All campaigns go through a period when they find or lose themselves. It may sound like something I have said before, but the next 875-mile sprint from Miami up to Baltimore is a real watershed for us.

Assa Abloy found themselves at the end of the second leg, having put Neal McDonald in charge. Kevin Shoebridge has done a great job pulling Tyco back after having to retire with a broken rudder on that second leg. We are third overall but we have reached a point where there is as much pressure on the management structure to perform as there is on the sailing team. If we have another bad leg to Baltimore, you can expect to see the sparks start flying.

Even without that, we have only two ways to go; evolution or revolution. I am not against wholesale change, but I don't think it's time for that yet. I will not revolt at this point, but to me we are a lot closer to being fifth than we are to being second, even if that is not the first impression you might gain from a quick glance at the points table. We are probably giving the impression of being campaign on the slide, not a campaign on the build.

Early on in the race, we probably should never have been where we were, fighting it out for the lead. What I see now is that we were a lot better prepared than I thought compared with the other teams at the start and we came out flying. The Assas and the Tycos may have been a little bit asleep, but now they have really woken up. They have come right but it is too late for them to put illbruck under pressure. That can only happen if John Kostecki's men suffer some sort of major gear damage.

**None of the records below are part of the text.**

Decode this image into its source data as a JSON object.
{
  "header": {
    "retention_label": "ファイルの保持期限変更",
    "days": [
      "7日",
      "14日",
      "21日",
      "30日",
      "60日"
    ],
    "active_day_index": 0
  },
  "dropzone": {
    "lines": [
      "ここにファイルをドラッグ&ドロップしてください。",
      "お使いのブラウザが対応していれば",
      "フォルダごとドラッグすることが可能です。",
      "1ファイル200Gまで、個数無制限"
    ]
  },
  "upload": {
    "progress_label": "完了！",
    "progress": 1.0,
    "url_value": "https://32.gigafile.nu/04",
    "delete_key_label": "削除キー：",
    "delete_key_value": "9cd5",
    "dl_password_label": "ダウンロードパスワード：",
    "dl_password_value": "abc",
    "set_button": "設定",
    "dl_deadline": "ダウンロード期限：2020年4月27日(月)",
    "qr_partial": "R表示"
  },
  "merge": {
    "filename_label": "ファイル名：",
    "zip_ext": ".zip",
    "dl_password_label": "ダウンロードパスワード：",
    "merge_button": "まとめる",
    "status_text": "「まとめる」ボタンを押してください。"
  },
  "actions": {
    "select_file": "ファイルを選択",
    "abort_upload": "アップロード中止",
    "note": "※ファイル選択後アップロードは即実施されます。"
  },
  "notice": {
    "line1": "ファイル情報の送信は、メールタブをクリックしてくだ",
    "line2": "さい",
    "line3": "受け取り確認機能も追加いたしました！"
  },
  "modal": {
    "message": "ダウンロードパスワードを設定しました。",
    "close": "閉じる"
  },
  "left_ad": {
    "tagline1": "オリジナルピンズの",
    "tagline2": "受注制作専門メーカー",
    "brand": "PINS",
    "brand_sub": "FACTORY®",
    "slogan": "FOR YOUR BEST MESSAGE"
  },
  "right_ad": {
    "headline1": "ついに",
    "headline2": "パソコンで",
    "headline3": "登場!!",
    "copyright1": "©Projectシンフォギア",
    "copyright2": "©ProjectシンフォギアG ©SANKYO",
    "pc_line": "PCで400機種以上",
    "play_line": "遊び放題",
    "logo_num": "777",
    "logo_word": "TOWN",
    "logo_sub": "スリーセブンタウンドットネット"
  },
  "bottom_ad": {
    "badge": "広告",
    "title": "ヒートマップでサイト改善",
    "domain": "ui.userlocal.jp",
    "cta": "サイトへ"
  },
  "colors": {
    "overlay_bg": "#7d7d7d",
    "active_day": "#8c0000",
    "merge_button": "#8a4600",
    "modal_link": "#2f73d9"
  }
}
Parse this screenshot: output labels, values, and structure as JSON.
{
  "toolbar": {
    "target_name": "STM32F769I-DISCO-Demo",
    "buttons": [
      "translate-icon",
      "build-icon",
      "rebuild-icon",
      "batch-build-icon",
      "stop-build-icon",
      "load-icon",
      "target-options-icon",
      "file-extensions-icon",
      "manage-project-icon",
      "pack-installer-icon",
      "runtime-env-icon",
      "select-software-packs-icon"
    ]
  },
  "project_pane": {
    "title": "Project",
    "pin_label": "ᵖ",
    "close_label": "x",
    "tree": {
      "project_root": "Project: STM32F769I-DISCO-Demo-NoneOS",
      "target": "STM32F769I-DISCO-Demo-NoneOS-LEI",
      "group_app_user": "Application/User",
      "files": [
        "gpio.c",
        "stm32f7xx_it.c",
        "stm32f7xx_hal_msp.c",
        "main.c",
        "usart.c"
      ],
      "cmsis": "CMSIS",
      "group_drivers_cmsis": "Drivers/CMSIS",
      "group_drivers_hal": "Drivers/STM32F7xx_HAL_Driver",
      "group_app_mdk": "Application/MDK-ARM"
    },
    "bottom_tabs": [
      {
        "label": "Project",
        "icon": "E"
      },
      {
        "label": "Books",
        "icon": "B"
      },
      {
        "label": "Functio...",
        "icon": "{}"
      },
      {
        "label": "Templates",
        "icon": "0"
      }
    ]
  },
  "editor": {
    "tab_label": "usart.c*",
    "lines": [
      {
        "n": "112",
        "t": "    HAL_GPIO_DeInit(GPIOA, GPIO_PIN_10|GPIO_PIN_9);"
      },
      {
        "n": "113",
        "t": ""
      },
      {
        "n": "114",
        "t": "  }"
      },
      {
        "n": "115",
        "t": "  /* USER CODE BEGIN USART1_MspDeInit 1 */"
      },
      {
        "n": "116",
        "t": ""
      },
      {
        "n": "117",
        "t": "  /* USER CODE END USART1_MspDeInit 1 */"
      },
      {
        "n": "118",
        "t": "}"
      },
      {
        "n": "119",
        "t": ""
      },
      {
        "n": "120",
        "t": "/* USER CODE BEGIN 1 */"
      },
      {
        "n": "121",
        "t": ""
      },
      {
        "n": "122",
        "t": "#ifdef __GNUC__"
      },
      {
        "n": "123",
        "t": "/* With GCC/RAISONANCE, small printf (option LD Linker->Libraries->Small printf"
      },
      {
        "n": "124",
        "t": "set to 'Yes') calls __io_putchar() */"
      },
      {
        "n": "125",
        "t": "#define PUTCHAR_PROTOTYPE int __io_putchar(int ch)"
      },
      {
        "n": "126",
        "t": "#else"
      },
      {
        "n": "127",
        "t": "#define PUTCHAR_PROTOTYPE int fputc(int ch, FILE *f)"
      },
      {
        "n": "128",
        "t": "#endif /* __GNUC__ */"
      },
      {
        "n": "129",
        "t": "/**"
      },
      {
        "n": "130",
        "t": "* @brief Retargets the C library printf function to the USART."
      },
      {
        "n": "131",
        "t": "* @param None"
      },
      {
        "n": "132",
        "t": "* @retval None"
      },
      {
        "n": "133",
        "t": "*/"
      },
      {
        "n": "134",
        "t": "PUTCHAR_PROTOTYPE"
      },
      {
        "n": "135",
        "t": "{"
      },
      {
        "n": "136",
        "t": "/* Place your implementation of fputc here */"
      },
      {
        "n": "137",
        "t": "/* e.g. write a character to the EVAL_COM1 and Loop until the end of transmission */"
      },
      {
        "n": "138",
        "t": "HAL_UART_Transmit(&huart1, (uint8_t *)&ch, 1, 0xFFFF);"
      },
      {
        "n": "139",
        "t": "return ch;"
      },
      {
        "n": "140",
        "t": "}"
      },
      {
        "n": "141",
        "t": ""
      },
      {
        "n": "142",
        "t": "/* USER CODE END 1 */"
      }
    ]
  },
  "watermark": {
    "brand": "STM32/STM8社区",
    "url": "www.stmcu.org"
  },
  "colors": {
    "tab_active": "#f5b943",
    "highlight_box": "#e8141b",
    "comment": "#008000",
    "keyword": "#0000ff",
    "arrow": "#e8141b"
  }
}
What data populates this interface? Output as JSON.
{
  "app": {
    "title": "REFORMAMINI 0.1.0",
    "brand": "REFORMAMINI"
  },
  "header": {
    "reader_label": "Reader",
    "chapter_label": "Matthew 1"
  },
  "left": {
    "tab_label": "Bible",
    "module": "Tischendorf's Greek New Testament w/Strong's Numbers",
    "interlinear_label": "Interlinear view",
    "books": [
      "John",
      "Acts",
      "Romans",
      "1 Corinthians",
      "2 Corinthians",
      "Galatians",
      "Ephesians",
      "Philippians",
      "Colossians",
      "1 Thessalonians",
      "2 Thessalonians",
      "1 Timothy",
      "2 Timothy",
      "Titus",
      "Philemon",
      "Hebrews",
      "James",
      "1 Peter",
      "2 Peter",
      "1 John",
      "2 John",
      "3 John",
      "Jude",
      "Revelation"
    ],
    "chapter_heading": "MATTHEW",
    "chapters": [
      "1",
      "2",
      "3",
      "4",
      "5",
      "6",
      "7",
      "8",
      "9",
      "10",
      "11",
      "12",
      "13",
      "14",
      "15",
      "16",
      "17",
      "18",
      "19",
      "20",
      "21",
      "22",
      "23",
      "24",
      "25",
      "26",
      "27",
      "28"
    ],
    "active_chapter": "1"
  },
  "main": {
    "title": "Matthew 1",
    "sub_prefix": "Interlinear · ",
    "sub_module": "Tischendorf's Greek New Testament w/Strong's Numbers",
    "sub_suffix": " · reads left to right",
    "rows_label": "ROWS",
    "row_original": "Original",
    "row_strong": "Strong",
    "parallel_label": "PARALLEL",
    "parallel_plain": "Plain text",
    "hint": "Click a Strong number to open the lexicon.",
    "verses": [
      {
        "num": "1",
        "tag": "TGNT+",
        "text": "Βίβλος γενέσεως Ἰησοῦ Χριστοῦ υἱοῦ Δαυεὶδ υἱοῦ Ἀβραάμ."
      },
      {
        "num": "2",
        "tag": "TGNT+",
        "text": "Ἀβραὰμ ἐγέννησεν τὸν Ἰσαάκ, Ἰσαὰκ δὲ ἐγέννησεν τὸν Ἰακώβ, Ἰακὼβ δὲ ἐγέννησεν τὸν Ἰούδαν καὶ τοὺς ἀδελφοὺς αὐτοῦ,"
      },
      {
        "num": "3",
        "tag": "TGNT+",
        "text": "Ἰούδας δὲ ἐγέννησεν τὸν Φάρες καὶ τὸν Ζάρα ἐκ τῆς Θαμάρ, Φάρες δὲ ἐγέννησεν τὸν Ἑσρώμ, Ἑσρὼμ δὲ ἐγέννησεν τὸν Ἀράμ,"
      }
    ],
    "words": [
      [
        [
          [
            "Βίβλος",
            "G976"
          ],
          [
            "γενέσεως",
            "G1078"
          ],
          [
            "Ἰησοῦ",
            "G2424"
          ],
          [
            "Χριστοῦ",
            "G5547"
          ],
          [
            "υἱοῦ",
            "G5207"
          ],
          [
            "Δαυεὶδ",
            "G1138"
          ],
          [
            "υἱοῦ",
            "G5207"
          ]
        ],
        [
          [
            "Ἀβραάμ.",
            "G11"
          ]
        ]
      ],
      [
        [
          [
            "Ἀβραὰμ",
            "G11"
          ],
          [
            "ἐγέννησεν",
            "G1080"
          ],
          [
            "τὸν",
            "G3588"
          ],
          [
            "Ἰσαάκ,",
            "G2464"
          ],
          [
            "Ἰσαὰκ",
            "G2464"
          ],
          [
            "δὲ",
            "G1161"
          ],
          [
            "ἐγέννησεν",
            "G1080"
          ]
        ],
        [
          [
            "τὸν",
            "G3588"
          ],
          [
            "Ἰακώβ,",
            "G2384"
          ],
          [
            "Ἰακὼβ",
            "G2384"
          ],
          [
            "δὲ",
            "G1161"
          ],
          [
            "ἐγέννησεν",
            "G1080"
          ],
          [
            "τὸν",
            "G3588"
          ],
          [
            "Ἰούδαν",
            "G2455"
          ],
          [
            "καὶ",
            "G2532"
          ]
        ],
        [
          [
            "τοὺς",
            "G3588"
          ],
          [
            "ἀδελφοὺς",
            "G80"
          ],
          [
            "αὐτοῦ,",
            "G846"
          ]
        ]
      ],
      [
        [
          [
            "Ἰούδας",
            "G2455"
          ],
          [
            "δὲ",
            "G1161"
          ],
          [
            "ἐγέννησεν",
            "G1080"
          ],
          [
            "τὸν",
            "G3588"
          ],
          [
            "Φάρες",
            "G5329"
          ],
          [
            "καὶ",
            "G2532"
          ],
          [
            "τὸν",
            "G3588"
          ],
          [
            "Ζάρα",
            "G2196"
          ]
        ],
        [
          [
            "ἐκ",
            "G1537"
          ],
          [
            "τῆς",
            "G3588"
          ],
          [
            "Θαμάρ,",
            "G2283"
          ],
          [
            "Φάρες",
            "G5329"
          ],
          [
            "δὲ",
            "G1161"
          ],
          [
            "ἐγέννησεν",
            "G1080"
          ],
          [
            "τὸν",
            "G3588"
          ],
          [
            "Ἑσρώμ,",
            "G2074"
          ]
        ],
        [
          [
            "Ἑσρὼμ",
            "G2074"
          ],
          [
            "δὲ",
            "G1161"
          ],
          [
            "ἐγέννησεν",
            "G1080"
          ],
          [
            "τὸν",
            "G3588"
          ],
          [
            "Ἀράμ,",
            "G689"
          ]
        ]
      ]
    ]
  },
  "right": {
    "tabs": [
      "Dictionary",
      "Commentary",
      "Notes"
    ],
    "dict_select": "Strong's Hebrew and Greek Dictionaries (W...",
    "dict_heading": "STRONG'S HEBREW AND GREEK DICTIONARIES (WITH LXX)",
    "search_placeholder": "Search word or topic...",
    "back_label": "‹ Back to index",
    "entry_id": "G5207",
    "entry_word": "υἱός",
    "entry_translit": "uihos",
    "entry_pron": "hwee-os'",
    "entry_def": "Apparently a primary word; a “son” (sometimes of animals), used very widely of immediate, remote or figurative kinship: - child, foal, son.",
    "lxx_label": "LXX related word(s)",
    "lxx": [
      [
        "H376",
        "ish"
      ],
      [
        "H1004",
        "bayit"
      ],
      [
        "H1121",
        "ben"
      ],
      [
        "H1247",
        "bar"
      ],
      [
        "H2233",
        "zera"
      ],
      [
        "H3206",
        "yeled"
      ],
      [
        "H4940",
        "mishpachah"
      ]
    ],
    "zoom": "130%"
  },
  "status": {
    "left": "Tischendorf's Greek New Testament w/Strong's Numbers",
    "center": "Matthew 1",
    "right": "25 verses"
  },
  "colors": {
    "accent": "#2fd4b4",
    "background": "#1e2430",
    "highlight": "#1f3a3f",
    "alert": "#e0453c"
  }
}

As these boats have got into their stride, we have been boxed round the ears by them. So what are we going to do? Basically – nothing. That is a decision, as opposed to a cop-out, because I can tinker, do nothing, or look for some sort of revolution. Anyway, what can I do? I cannot change the boat, so all I can change is people and that is not the right thing to do.

Or maybe I should be changed? That is always an option. In the end, all that matters is that the boat does well. Nothing else is important. I am big enough and ugly enough to take that decision if it has to be made. But I don't think we're at that point, either.

Also, you have to look at the likes of illbruck and Tyco, and Assa after they switched skippers. They all have had stable campaigns. We are the fourth. And we are all at the top of the fleet. But, if we start to slide further, I won't go quietly.

Internally, there will be hard words in the locker room and there will be harsh words with myself. I am responsible for where we are.

We all have a resolve not to accept mediocrity. We would never give up and just be in "delivery trip" mode. I would go long before that and history is on my side. We may have had some shockers in the middle of this race but we did on the last race and kept going through to the final leg and ended up second overall. We know we have a problem with the performance of the boat when it comes to reaching rather than going up or down wind. But we do not have the wrong boat and we know we can strengthen our performance in that area, as well as picking up some more of the conditions where we know we are strong on the remaining four legs.

Even if it means having to climb Everest without oxygen, we are determined to be where we want to be. The performance of this campaign is the only thing I am thinking about at the moment. I have been in trickier holes – though I cannot immediately remember when – which is why the hard call at the moment is to do nothing. Perhaps I should use some of the Florida sunshine to do some Iron Man training, as well as thinking through the way to tackle the next four weeks.